Goldman Sachs : L’IA n’a quasiment pas pesé sur la croissance américaine en 2023

Image d'illustration. Graphique de tendance de croissance économique américaineCe graphique illustre la tendance de croissance de l'économie américaine au cours de la dernière décennie avec des lignes colorées et dynamiques.
Selon une analyse de Goldman Sachs, l’intelligence artificielle n’a eu qu’un impact négligeable sur la croissance économique américaine en 2023, malgré l’engouement autour de cette technologie et les investissements importants réalisés dans le secteur.
Tl;dr
- Investissements massifs en IA, mais peu d’impact immédiat sur le PIB.
- Le bénéfice profite surtout à la Corée et Taïwan, pas aux États-Unis.
- L’IA pourrait accroître la productivité à long terme, malgré des inquiétudes.
Des investissements colossaux mais une croissance économique qui tarde
L’année 2025 aura été marquée par l’engouement des géants de la technologie pour l’intelligence artificielle (IA). Parmi les principaux acteurs, citons Amazon, Microsoft, Google, Meta ou encore Nvidia. En coulisses, ces mastodontes ont injecté des sommes faramineuses dans ce secteur, persuadant la majorité des investisseurs que l’IA constitue un moteur certain de la croissance américaine. Pourtant, un contraste saisissant émerge entre cet optimisme et la réalité mesurée sur le terrain économique.
Un impact contesté sur le PIB américain
Lors d’un entretien avec l’Atlantic Council, le chef économiste de Goldman Sachs, Jan Hatzius, n’a pas mâché ses mots : selon lui, les retombées économiques de ces investissements massifs restent quasi nulles. Il affirme que « tout cet argent investi dans l’IA n’a pratiquement rien apporté à la croissance du PIB américain en 2025 ». Hatzius précise même que « l’impact est bien moindre qu’on ne le prétend généralement », nuançant ainsi les discours dominants.
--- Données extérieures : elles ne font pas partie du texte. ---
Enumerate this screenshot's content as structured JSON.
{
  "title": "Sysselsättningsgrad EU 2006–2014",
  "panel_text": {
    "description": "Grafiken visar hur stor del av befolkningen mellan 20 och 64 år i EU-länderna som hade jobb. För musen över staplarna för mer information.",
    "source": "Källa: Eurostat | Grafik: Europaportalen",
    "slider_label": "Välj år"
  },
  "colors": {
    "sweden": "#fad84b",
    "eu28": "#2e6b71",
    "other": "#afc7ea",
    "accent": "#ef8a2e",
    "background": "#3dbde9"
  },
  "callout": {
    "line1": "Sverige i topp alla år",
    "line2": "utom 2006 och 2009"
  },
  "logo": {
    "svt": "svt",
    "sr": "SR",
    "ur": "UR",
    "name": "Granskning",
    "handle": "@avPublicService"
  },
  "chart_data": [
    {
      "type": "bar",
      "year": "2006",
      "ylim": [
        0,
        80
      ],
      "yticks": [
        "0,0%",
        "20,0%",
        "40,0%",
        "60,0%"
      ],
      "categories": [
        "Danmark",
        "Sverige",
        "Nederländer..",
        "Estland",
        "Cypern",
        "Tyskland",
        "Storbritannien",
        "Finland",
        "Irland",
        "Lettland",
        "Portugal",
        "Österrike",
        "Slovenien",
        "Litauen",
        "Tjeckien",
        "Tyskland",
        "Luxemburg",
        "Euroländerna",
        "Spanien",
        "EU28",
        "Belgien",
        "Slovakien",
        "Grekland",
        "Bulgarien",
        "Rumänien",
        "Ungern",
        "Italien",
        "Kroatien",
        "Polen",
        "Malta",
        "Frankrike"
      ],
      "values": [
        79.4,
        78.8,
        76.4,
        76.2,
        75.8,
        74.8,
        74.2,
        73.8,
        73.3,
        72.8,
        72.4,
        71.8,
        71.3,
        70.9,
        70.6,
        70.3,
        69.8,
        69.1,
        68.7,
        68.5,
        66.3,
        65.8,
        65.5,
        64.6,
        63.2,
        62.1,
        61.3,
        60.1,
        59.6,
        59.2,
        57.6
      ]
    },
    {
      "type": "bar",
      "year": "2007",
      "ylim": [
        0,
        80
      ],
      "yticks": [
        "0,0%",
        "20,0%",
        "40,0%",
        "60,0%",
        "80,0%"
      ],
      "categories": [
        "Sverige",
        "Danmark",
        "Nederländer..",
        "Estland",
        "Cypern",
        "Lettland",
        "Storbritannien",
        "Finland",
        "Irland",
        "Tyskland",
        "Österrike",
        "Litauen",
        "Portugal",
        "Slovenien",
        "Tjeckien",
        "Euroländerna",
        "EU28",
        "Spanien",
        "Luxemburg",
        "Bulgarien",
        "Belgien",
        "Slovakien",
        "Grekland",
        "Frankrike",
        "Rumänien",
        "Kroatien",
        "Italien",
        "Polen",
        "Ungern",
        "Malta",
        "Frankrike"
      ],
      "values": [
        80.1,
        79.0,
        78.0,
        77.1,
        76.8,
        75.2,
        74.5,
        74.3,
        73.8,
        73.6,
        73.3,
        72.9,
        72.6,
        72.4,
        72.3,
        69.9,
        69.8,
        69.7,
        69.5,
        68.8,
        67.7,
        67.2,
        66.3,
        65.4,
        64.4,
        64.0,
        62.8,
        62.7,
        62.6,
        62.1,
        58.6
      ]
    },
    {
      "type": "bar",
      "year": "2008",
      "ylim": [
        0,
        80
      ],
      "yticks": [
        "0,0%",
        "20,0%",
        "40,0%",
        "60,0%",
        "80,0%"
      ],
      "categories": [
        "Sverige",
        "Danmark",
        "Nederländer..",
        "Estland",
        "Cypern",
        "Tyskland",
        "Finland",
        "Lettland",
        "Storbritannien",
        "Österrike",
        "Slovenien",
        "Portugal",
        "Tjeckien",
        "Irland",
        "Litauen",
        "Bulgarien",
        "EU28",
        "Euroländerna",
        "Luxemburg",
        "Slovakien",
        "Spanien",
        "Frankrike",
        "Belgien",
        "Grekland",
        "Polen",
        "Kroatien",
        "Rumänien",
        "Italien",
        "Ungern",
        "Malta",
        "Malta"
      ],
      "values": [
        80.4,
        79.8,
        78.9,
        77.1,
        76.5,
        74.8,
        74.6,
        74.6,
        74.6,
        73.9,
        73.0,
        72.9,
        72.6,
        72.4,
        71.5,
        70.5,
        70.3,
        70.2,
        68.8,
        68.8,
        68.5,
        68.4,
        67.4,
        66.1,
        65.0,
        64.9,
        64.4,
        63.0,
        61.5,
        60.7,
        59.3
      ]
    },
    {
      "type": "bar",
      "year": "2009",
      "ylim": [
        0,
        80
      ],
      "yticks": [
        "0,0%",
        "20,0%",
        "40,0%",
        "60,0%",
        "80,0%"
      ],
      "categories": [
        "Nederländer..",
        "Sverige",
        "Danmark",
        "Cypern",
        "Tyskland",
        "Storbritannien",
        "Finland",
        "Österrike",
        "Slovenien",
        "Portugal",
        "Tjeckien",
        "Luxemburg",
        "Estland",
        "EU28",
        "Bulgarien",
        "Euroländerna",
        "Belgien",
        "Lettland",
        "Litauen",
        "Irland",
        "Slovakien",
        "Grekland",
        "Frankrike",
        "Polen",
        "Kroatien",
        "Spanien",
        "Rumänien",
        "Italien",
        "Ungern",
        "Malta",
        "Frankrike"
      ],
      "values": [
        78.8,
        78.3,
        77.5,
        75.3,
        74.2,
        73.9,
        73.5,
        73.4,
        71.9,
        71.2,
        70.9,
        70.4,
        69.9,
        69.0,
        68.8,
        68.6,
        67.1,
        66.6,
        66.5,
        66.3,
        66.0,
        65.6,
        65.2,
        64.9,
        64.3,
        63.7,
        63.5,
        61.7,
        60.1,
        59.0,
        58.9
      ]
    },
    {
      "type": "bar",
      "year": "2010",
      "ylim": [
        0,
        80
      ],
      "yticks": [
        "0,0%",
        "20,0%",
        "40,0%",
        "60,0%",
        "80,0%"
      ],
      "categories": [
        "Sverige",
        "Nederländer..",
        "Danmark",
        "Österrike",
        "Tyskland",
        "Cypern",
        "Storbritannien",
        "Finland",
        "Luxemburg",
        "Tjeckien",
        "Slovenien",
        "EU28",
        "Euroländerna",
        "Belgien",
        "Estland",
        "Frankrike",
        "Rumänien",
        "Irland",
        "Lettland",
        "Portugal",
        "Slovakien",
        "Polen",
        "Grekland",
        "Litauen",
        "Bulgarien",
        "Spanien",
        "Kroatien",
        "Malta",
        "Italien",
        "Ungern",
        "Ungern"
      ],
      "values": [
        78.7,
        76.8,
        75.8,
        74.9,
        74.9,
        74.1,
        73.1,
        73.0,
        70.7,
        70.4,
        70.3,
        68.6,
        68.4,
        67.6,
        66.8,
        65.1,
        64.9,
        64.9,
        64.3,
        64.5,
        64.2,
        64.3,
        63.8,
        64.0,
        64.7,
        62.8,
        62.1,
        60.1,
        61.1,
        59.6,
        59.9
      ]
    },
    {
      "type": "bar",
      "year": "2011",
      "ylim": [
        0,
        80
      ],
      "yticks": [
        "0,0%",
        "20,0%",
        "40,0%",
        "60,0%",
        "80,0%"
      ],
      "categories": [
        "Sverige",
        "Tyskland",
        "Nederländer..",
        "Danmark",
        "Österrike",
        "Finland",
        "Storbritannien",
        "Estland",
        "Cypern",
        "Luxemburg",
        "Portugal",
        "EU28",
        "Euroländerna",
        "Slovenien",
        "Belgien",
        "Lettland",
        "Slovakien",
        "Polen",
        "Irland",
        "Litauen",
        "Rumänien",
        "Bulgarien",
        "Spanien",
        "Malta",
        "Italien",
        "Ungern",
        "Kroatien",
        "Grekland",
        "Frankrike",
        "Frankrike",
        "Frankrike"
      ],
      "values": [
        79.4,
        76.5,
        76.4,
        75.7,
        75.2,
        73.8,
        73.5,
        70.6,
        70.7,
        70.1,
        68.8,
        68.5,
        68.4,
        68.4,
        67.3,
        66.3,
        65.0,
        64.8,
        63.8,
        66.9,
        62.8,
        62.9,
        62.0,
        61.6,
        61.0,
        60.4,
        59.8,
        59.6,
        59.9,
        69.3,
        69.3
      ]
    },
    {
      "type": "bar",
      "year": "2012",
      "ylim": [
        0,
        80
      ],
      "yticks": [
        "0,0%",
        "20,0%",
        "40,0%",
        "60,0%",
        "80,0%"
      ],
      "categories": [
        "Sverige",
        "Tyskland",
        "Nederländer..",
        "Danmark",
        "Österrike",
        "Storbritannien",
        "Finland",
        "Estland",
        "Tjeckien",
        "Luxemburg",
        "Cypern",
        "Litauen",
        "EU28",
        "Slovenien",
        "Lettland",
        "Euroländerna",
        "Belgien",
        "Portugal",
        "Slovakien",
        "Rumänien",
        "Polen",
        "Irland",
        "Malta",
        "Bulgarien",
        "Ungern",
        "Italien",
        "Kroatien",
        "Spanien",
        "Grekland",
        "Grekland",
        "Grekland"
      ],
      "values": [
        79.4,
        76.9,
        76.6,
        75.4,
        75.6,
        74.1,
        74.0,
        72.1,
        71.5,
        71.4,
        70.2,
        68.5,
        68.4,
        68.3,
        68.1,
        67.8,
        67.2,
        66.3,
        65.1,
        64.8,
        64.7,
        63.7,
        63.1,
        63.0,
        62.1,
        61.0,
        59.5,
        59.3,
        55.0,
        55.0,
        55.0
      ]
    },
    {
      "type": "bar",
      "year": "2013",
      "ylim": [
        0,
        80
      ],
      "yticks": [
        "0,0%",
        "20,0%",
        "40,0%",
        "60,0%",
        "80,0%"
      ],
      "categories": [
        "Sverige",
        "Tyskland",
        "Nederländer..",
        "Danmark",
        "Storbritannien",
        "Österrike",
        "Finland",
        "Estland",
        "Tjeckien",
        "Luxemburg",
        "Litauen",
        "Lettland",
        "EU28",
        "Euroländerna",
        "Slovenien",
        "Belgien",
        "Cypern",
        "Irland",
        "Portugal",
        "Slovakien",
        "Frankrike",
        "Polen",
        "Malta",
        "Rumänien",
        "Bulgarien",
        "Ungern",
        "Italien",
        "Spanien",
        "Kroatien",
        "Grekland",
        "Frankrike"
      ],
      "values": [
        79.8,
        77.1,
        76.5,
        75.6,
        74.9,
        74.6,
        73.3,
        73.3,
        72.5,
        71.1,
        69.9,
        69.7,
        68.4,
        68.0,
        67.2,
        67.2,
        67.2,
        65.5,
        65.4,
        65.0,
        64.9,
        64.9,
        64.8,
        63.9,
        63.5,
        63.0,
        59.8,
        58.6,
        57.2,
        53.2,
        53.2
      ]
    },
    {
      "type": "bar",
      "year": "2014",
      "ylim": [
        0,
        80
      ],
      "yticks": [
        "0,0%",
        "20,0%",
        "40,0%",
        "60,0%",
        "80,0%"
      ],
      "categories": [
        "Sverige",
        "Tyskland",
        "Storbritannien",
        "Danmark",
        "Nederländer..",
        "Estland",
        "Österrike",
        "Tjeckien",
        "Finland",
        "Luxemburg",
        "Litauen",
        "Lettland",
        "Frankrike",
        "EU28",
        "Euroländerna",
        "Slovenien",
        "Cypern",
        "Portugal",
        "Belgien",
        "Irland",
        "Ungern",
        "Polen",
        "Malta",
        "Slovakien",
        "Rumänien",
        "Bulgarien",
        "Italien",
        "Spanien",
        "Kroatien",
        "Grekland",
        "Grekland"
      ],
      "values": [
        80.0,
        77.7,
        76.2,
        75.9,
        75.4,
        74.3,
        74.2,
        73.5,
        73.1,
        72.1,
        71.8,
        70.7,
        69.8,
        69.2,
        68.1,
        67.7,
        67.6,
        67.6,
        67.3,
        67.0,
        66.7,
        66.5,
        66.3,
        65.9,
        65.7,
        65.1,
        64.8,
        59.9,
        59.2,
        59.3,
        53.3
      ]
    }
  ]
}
À cela s’ajoute une explication rarement évoquée : une grande partie des équipements essentiels au développement de l’IA sont importés. De fait, « L’investissement en IA bénéficie surtout au PIB taïwanais ou coréen, bien plus qu’à celui des États-Unis », rappelle Hatzius.
L’espoir d’une transformation profonde… mais différée
Malgré ce constat prudent, tout n’est pas sombre. Une analyse menée dès 2023 par les équipes de recherche de Goldman Sachs prévoit une influence grandissante de l’IA sur la productivité et le PIB américains… à partir de 2027. Selon cette projection, une adoption généralisée pourrait faire grimper la croissance de productivité annuelle d’1,5 point sur dix ans.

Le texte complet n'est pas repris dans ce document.